There are three primary colors: red, yellow and blue. The mixture of these three forms the foundation for all other colors. Three primary colors are combined to form the three secondary colors: orange, green and purple. These are also known as complementary colors.
Contrasting colors are those that face each other on the color wheel. The produce bold tones, such as The University of Michigan color scheme of Maize and Blue. Tertiary colors are created when a primary and a secondary color are combined. These create harmonious soft color schemes.
Photo 1 is a picture taken in full daylight at Disneyworld Epcot Center in Orlando. The colors are all primary and secondary colors. The full daylight allows the picture to have a high contrast. Yet, the reason that picture can be high contrast and pleasing to the eye is that all of the colors are primary and secondary colors. Thus, high contrast and complementing schemes are working to please the eye.
Photo 2 is taken inside the building depicted in the Epcot Center building from above. My friend Sarah is at the center of the frame. She has skin tones, is wearing pink, and has a neutral black hair color. She is surrounded by complementary and primary colors on the color wheel. From left to right these are green, yellow, orange, pink and red. There are no contrasting colors. Thus, the picture seems soft and warm.

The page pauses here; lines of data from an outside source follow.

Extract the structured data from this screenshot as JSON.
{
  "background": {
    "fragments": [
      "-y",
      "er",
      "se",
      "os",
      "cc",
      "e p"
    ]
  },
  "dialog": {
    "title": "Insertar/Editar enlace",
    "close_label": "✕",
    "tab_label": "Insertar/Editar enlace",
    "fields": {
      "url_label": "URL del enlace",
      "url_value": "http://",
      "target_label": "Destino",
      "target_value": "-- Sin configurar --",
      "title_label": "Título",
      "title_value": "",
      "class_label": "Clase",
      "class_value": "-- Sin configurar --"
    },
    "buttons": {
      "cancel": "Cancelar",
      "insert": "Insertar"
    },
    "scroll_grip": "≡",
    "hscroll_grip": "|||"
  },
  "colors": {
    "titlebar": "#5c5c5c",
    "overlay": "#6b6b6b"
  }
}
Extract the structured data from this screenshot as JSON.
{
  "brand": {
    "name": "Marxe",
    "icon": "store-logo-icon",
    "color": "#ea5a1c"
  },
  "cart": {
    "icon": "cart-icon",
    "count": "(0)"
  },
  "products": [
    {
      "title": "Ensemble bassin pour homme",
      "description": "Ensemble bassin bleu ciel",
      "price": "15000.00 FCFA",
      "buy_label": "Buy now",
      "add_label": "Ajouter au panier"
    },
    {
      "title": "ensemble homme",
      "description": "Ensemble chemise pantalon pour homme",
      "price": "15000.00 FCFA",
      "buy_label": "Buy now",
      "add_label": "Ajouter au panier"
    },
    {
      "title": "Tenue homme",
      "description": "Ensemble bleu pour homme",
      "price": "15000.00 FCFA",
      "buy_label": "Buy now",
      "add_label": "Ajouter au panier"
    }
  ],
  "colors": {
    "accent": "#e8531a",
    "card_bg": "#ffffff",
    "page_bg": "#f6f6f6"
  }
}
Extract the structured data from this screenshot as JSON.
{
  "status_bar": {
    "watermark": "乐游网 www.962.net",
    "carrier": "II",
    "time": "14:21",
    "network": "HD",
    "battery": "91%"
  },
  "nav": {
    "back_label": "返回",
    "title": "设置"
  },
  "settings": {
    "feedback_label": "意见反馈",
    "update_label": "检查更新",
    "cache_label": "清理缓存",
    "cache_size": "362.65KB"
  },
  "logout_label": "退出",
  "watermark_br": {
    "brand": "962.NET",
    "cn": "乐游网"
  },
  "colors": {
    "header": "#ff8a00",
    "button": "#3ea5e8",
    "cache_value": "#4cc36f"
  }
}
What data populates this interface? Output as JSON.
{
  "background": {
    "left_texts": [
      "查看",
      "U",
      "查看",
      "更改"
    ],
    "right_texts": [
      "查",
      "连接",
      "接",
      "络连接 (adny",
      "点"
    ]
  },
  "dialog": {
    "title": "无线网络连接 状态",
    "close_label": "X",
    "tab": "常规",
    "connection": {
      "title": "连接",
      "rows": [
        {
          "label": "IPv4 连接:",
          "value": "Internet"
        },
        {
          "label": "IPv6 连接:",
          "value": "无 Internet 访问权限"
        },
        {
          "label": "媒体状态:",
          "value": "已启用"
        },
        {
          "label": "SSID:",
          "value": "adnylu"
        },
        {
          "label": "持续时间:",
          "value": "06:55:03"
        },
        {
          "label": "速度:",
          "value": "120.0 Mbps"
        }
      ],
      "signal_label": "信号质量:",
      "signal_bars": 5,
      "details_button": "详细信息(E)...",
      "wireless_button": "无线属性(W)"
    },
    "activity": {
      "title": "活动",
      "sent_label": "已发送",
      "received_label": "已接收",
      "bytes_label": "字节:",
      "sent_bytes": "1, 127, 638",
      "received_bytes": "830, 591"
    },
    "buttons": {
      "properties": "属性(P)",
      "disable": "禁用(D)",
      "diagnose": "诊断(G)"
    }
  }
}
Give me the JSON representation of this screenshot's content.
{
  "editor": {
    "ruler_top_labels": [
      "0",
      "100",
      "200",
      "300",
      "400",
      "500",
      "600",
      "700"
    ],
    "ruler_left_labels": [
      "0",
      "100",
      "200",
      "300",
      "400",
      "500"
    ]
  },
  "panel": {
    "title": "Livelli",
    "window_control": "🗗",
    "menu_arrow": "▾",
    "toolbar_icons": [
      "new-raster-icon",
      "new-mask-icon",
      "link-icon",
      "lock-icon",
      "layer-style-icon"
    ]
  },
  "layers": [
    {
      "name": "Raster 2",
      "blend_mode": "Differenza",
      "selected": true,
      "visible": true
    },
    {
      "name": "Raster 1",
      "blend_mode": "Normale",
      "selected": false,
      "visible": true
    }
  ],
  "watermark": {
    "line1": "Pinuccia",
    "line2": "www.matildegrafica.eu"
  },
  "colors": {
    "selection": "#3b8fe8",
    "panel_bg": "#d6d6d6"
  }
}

There is a close dividing line between bold and visually jarring colors. I scoured the Net for evidence of some fashion disasters. I didn't have to look very far. Photo 3: 1980 California High School Prom Photo is not just close to the line, it is onto another field.
I don't remember the electric and powder blue tuxedo being popular in 1980. I thought that it was just something that people wore on television. Apparently, not so. In any case, don't look at these characters, look at the brown carpet and wallpaper; contrast that color and pattern against the ruffled tuxedos. It is no wonder their dates are not in this photo.